"Organized crime lobbies political representatives to maintain the status quo."
Tony Smith joined the Vancouver Police in 1973. He was aware that a year earlier the Le Dain committee recommended to Parliament that marijuana be legalized and then-Prime Minister Trudeau let the police know that he supported the recommendation; but Tony felt that the number of marijuana arrests did not reflect Trudeau's thinking. "I have no doubt," he says, "and indeed it was probably a consensus amongst many officers, that the only reason for many of the arrests were personal, such as the overtime pay for court appearances, which could exceed regular wages." He also witnessed that officers who concentrated only on drug issues created problems, as they were simply not available for the multitude of other issues needing their attention. He was soon assigned to the Car 86 program, in which officers collaborated with social workers to aid families in need of intervention. Here he noted that the one factor wherever violence or extreme hostile behavior was displayed was not illegal drugs, but alcohol.

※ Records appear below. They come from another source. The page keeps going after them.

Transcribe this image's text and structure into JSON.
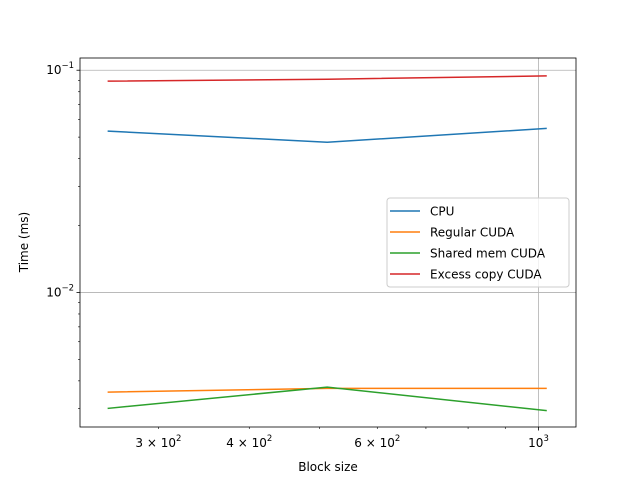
{
  "chart_data": {
    "type": "line",
    "title": "",
    "xlabel": "Block size",
    "ylabel": "Time (ms)",
    "xscale": "log",
    "yscale": "log",
    "xlim": [
      234,
      1126
    ],
    "ylim": [
      0.00248,
      0.1135
    ],
    "grid": "major",
    "legend_position": "center-right",
    "x": [
      256,
      512,
      1024
    ],
    "series": [
      {
        "name": "CPU",
        "color": "#1f77b4",
        "values": [
          0.0532,
          0.0474,
          0.0547
        ]
      },
      {
        "name": "Regular CUDA",
        "color": "#ff7f0e",
        "values": [
          0.00356,
          0.0037,
          0.0037
        ]
      },
      {
        "name": "Shared mem CUDA",
        "color": "#2ca02c",
        "values": [
          0.00301,
          0.00375,
          0.00294
        ]
      },
      {
        "name": "Excess copy CUDA",
        "color": "#d62728",
        "values": [
          0.0893,
          0.0911,
          0.0943
        ]
      }
    ],
    "x_ticks": [
      {
        "value": 300,
        "base": "3 × 10",
        "exp": "2"
      },
      {
        "value": 400,
        "base": "4 × 10",
        "exp": "2"
      },
      {
        "value": 600,
        "base": "6 × 10",
        "exp": "2"
      },
      {
        "value": 1000,
        "base": "10",
        "exp": "3"
      }
    ],
    "y_ticks": [
      {
        "value": 0.01,
        "base": "10",
        "exp": "−2"
      },
      {
        "value": 0.1,
        "base": "10",
        "exp": "−1"
      }
    ]
  }
}
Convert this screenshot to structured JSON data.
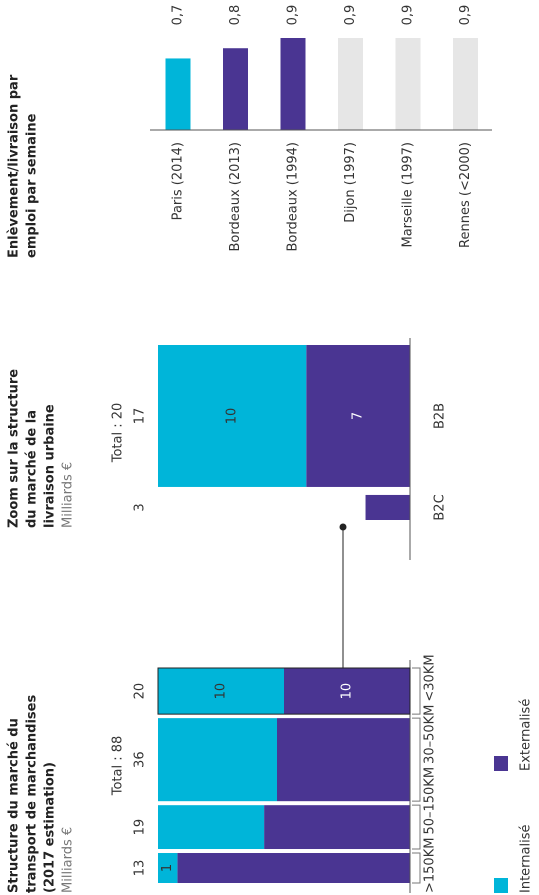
{
  "chart_data": [
    {
      "type": "mekko",
      "title": [
        "Structure du marché du",
        "transport de marchandises",
        "(2017 estimation)"
      ],
      "subtitle": "Milliards €",
      "total_label": "Total : 88",
      "categories": [
        ">150KM",
        "50–150KM",
        "30–50KM",
        "<30KM"
      ],
      "totals": [
        13,
        19,
        36,
        20
      ],
      "series": [
        {
          "name": "Internalisé",
          "color": "#00b5d9",
          "values": [
            1,
            8,
            17,
            10
          ],
          "value_labels": [
            "1",
            null,
            null,
            "10"
          ]
        },
        {
          "name": "Externalisé",
          "color": "#4a3592",
          "values": [
            12,
            11,
            19,
            10
          ],
          "value_labels": [
            null,
            null,
            null,
            "10"
          ]
        }
      ],
      "legend": true
    },
    {
      "type": "stacked_bar",
      "title": [
        "Zoom sur la structure",
        "du marché de la",
        "livraison urbaine"
      ],
      "subtitle": "Milliards €",
      "total_label": "Total : 20",
      "categories": [
        "B2C",
        "B2B"
      ],
      "totals": [
        3,
        17
      ],
      "series": [
        {
          "color": "#00b5d9",
          "values": [
            null,
            10
          ],
          "value_labels": [
            null,
            "10"
          ]
        },
        {
          "color": "#4a3592",
          "values": [
            3,
            7
          ],
          "value_labels": [
            null,
            "7"
          ]
        }
      ]
    },
    {
      "type": "bar",
      "title": [
        "Enlèvement/livraison par",
        "emploi par semaine"
      ],
      "categories": [
        "Paris (2014)",
        "Bordeaux (2013)",
        "Bordeaux (1994)",
        "Dijon (1997)",
        "Marseille (1997)",
        "Rennes (<2000)"
      ],
      "values": [
        0.7,
        0.8,
        0.9,
        0.9,
        0.9,
        0.9
      ],
      "value_labels": [
        "0,7",
        "0,8",
        "0,9",
        "0,9",
        "0,9",
        "0,9"
      ],
      "colors": [
        "#00b5d9",
        "#4a3592",
        "#4a3592",
        "#e6e6e6",
        "#e6e6e6",
        "#e6e6e6"
      ],
      "ylim": [
        0,
        0.9
      ]
    }
  ]
}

Another of Tony's assignments was the Pawnshop Squad, where he noticed that in most pawnshops at least 90% of the goods were stolen - most by addicts who would quickly take their money to drug dealers waiting just outside the doors. "Hence, a $200 dollar a day habit cost the public at least $2,000 in thefts." But as an investigating officer in numerous drug-overdose deaths, Tony witnessed a price far greater. "Having always been cast as criminals by society," he observes, "they never had a chance to escape. I'm sure their drug suppliers had no motivation to get them help as their addiction progressed. But maybe if the drugs had been medically prescribed, counseling would have been available."
Based on his 28 years of service, Tony's greatest concern is the enormous amount of money pouring into criminal organizations via prohibitionism. "It would be interesting to track the millions of dollars contributed to political campaigns from these sources," he says. Additionally, Tony has had the opportunity to travel the world extensively, giving him a chance to appreciate the global impact of our drug policies. "The approach of the DEA in Central and South America is turning those regions strongly against the US," he relates. "Just look at the recent elections in Bolivia and US relations with Venezuela. Mexico is in an even worse state. The government has no control, while drugs pay the bills for so many. And who fuels the market? The addicts in Canada and the US." These fruits of the "War on Drugs" are what prompted Tony to join LEAP.